Monday, May. 03, 1971
TWENTY years ago, TIME began using color photographs regularly, -and our color staff has been actively celebrating the birthday. Last week's issue carried color pictures from China, the first in any U.S. magazine after Peking admitted the American table tennis team. This week we have nine color pages--on China, in the Art section and with the cover story on the Broadway hit Follies..
Because a color spread must go to press earlier than the magazine's general deadline, agility is necessary when the pictures concern late-breaking events. More often, planning is done weeks in advance. Edwin Bolwell, color-projects editor, selects a promising subject. Bolwell and Reporter-Researcher Mary Themo prepare guidelines for the photographer. Picture Editor John Durniak, who is responsible for all of TIME'S photo coverage, then chooses one or more cameramen particularly suited for the job.
Capturing Follies on film was one of Bolwell's and Durniak's more pleasurable challenges. Shooting during a regular performance might have disrupted it.

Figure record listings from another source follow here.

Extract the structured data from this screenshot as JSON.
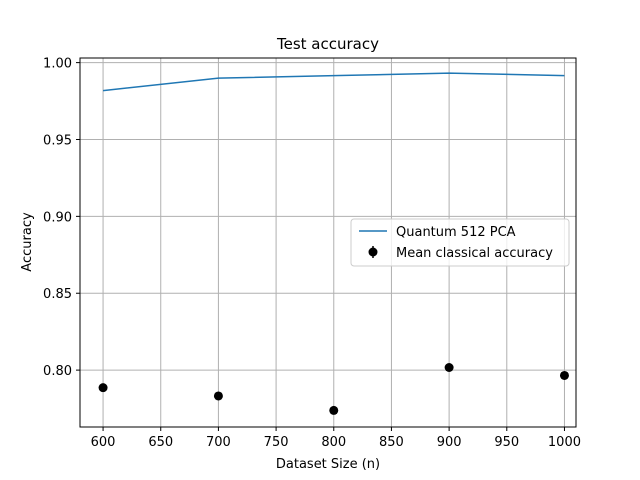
{
  "chart_data": {
    "type": "line",
    "title": "Test accuracy",
    "xlabel": "Dataset Size (n)",
    "ylabel": "Accuracy",
    "xlim": [
      580,
      1010
    ],
    "ylim": [
      0.763,
      1.003
    ],
    "xticks": [
      600,
      650,
      700,
      750,
      800,
      850,
      900,
      950,
      1000
    ],
    "xtick_labels": [
      "600",
      "650",
      "700",
      "750",
      "800",
      "850",
      "900",
      "950",
      "1000"
    ],
    "yticks": [
      0.8,
      0.85,
      0.9,
      0.95,
      1.0
    ],
    "ytick_labels": [
      "0.80",
      "0.85",
      "0.90",
      "0.95",
      "1.00"
    ],
    "grid": true,
    "legend_position": "center-right",
    "series": [
      {
        "name": "Quantum 512 PCA",
        "kind": "line",
        "color": "#1f77b4",
        "x": [
          600,
          700,
          800,
          900,
          1000
        ],
        "y": [
          0.9818,
          0.9899,
          0.9915,
          0.9932,
          0.9915
        ]
      },
      {
        "name": "Mean classical accuracy",
        "kind": "errorbar-points",
        "color": "#000000",
        "x": [
          600,
          700,
          800,
          900,
          1000
        ],
        "y": [
          0.7886,
          0.7832,
          0.7738,
          0.8017,
          0.7965
        ]
      }
    ]
  }
}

Therefore a "photo call" was arranged--a performance of the play's highlights to the accompaniment of a single piano. Watching from the lip of the Winter Garden's stage, Bolwell said: "I'm amazed by the ability of the performers to provide us with an instant replay whenever we ask for it. They can stop in the middle of a torch song or freeze a high kick without sacrificing one ounce of showmanship."
Taking the right pictures is not the end of the process. The masses of incoming photographs are usually weeded through by Color Director Arnold Drapkin and Picture Researcher Carol Saner. In the case of this week's China spread, they culled 2,160 transparencies, selected about 50 from which TIME'S art directors then chose nine for their final layout. Once a layout is approved, Drapkin or his associate Erwin Edelman takes it from New York to our Chicago printing plant--a mission that is necessary to ensure the accuracy of the engravings.
While the Follies.v color spread was being prepared, a team headed by John Elson was at work on the cover story. It was written by Stefan Kanfer, our movie critic, making one of his frequent forays into Broadway territory, and with good reason: he is a sometime playwright. Five years ago, Alexis Smith starred in a pre-Broadway tryout of Kanfer's comedy, The Coffee Lover.